I thought the concert was very successful, especially given the uncertainties of the day that had resulted in some juggling of last-minute rehearsal time.  The ASO secured the services of three excellent soloists.   Pianist Blair McMillen was a joy to hear and to watch as he threw himself body and soul into the Antheil Jazz Symphony, which is not quite a piano concerto but at times seems to think it is one, with extended piano cadenzas that McMillen tossed off insouciantly.  Randolph Bowman, principal flutist for the Cincinnati Symphony and the ASO’s summer seasons at Bard College, was excellent in the sumptuous Griffes piece.  Stephen Tharp pulled out all the stops (couldn’t resist that) in the Copland, whose organ part was originally conceived for Nadia Boulanger’s American tour and appearances with the Boston Symphony and New York Symphony.  This first half of the concert was just one thrill after another.

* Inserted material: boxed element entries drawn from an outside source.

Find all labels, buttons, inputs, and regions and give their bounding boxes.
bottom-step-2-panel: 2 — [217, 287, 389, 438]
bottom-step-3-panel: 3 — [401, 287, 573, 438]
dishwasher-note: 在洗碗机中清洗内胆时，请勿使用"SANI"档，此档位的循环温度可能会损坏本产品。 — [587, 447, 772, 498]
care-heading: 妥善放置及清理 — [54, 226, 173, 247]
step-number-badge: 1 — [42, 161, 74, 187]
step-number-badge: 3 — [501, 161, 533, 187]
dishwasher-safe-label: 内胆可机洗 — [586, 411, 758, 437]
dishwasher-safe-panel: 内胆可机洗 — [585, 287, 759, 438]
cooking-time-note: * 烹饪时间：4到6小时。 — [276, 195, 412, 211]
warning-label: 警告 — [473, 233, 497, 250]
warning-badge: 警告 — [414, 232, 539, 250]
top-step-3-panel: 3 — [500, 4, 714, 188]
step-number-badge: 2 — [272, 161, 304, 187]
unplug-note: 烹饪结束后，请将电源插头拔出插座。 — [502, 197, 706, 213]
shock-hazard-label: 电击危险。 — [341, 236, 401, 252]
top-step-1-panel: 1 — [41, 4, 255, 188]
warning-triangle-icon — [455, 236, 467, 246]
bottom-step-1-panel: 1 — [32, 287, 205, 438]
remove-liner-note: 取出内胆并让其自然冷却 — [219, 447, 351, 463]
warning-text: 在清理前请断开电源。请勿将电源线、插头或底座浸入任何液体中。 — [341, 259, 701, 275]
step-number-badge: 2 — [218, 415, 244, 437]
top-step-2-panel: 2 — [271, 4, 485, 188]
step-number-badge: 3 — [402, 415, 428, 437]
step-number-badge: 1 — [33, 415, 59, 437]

I was a bit less thrilled by the second half.  I’ve never quite “gotten” Ruggles.  Although at times I find his orchestration to be interesting, I don’t get a feeling of organic flow to his compositions, which to me are an essential part of music.  It feels too static, too granitic, although on this occasion I had a more favorable reaction to the middle movement – Lilacs – which actually seemed to flow in the hands of the ASO string players, who made a warm sound amidst the pounding brass of the outer movements. 

The first time I heard Ameriques at Carnegie Hall, Christoph von Dohnanyi was conducting the Cleveland Orchestra.  On that occasion, it struck me forcibly how strongly influenced Varese was influenced by Stravinsky’s Le Sacre du Printemps, which was first performed shortly before World War I broke out.  I was less struck by the resemblance at the ASO concert, perhaps because Botstein’s interpretation was less overtly aggressive than Dohnanyi’s. 

Overall, however, I thought this was a useful concert for bringing to light music that doesn’t get played very much, and the orchestra did a marvelous job of pulling it together and making it work.